Süddeutsche Zeitung

Formel 1 in Miami:Vettel wechselt munter die Rollen

In Miami treibt es der viermalige Weltmeister auf die Spitze. Vom politischen Protest über eine Geste der Solidarität ist alles dabei - sogar ein Crash mit Mick Schumacher.

Von Philipp Schneider, Miami

Vor ein paar Jahren erschien ein Artikel, der schon in der Überschrift eine Reise in den Süden Floridas empfahl. "Der Zauber eines Miami-Urlaubs: Der bunte Wechsel zwischen den Welten", hieß es da. So ähnlich dürfte sich nun auch die Visite für Sebastian Vettel angefühlt haben, so munter zwischen den Welten und auch den Rollen wie er wechselt in der Formel 1 niemand. An diesem verlängerten Wochenende in Miami hat er die Variationen nun auf die Spitze getrieben. Es begann für Vettel mit einem politischen Protest, setzte sich fort mit einer Geste der Solidarität, dann erlebte er eine Bestrafung - und schließlich einen bemerkenswerten Crash mit Mick Schumacher. Einem jungen Fahrer, für den sich Vettel als Mentor verantwortlich fühlt, allein schon, weil er einst seinerseits von dessen Vater Michael eingeführt wurde in die Formel 1.

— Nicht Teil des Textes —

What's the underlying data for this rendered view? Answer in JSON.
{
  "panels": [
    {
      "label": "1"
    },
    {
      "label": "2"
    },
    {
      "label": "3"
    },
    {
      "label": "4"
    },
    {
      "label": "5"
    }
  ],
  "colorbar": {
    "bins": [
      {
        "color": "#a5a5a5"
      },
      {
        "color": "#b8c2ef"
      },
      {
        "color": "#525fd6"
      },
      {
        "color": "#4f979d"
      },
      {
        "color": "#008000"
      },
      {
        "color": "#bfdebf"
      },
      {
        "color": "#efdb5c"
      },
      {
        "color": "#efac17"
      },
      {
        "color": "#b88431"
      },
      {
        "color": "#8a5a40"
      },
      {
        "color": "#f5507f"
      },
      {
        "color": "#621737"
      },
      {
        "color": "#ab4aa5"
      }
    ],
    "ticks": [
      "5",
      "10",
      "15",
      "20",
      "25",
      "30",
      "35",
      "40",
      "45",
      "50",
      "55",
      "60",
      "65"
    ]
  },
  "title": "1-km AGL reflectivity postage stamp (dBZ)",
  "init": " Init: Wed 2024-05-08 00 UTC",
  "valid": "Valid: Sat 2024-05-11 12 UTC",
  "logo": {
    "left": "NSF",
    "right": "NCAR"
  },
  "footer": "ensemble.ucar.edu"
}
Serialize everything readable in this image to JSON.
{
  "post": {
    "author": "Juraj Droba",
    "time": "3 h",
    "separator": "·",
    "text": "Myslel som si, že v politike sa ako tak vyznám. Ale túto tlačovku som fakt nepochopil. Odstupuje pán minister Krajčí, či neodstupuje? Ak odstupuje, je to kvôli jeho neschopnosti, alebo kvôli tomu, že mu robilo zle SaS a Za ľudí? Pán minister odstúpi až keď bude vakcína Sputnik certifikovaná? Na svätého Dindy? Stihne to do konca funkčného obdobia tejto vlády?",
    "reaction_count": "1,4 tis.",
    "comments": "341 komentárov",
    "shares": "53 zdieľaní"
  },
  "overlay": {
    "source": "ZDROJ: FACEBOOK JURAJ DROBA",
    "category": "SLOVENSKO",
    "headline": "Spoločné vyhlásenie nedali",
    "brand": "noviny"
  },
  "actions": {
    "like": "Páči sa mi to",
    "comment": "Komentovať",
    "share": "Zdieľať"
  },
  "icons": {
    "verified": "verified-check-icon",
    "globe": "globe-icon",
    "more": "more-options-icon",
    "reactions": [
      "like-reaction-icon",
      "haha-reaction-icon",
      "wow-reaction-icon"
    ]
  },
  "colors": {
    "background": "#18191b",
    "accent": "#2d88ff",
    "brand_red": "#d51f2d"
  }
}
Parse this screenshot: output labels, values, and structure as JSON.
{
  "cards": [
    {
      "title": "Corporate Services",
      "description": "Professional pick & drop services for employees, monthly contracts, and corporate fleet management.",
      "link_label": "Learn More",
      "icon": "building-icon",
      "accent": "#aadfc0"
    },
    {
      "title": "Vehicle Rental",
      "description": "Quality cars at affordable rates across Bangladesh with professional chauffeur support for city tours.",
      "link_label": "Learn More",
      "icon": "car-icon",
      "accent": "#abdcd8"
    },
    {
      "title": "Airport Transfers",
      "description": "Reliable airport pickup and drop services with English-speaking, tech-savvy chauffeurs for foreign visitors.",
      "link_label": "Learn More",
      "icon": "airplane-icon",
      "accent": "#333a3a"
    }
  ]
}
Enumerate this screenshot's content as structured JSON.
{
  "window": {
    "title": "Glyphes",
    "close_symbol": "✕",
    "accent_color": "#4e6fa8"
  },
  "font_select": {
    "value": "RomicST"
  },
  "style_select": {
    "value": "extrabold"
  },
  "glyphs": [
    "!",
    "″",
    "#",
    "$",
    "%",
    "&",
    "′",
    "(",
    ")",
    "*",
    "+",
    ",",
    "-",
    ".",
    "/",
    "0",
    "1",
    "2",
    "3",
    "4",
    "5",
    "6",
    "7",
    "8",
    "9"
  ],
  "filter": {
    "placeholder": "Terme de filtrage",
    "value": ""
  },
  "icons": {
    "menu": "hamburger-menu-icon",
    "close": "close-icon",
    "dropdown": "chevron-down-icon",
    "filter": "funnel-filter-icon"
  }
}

Es ging damit los, dass Vettel zur Begrüßung des amerikanischen Publikums ein T-Shirt überstreifte. "Miami 2060 - 1. Grand Prix unter Wasser" war darauf zu lesen. "Handelt jetzt oder schwimmt später." Zu sehen war außerdem die Illustration einer Schnorchelmaske unterhalb des Meeresspiegels. Auf Nachfrage erklärte Vettel, er verstehe nicht, dass das Thema des steigenden Meeresspiegels in der stark davon bedrohten Stadt Miami kaum präsent sei. Und er warnte: Selbst, wenn von heute auf morgen kein CO2 mehr emittiert werden würde, würde sich ein Effekt erst Jahre später bemerkbar machen. "Es gibt ja diesen Effekt, der nachzieht", klärte Vettel auf. "Es ist wichtig, dass man versteht, dass es wirklich ernst ist, dass viele Leute hier ihr Zuhause verlieren werden, und Südflorida in Zukunft ganz, ganz anders aussieht. Die Everglades werden verschwinden, Miami Beach wird verschwinden. Die Leute, die in Miami wohnen und arbeiten, sind die, die als Erstes betroffen sein werden."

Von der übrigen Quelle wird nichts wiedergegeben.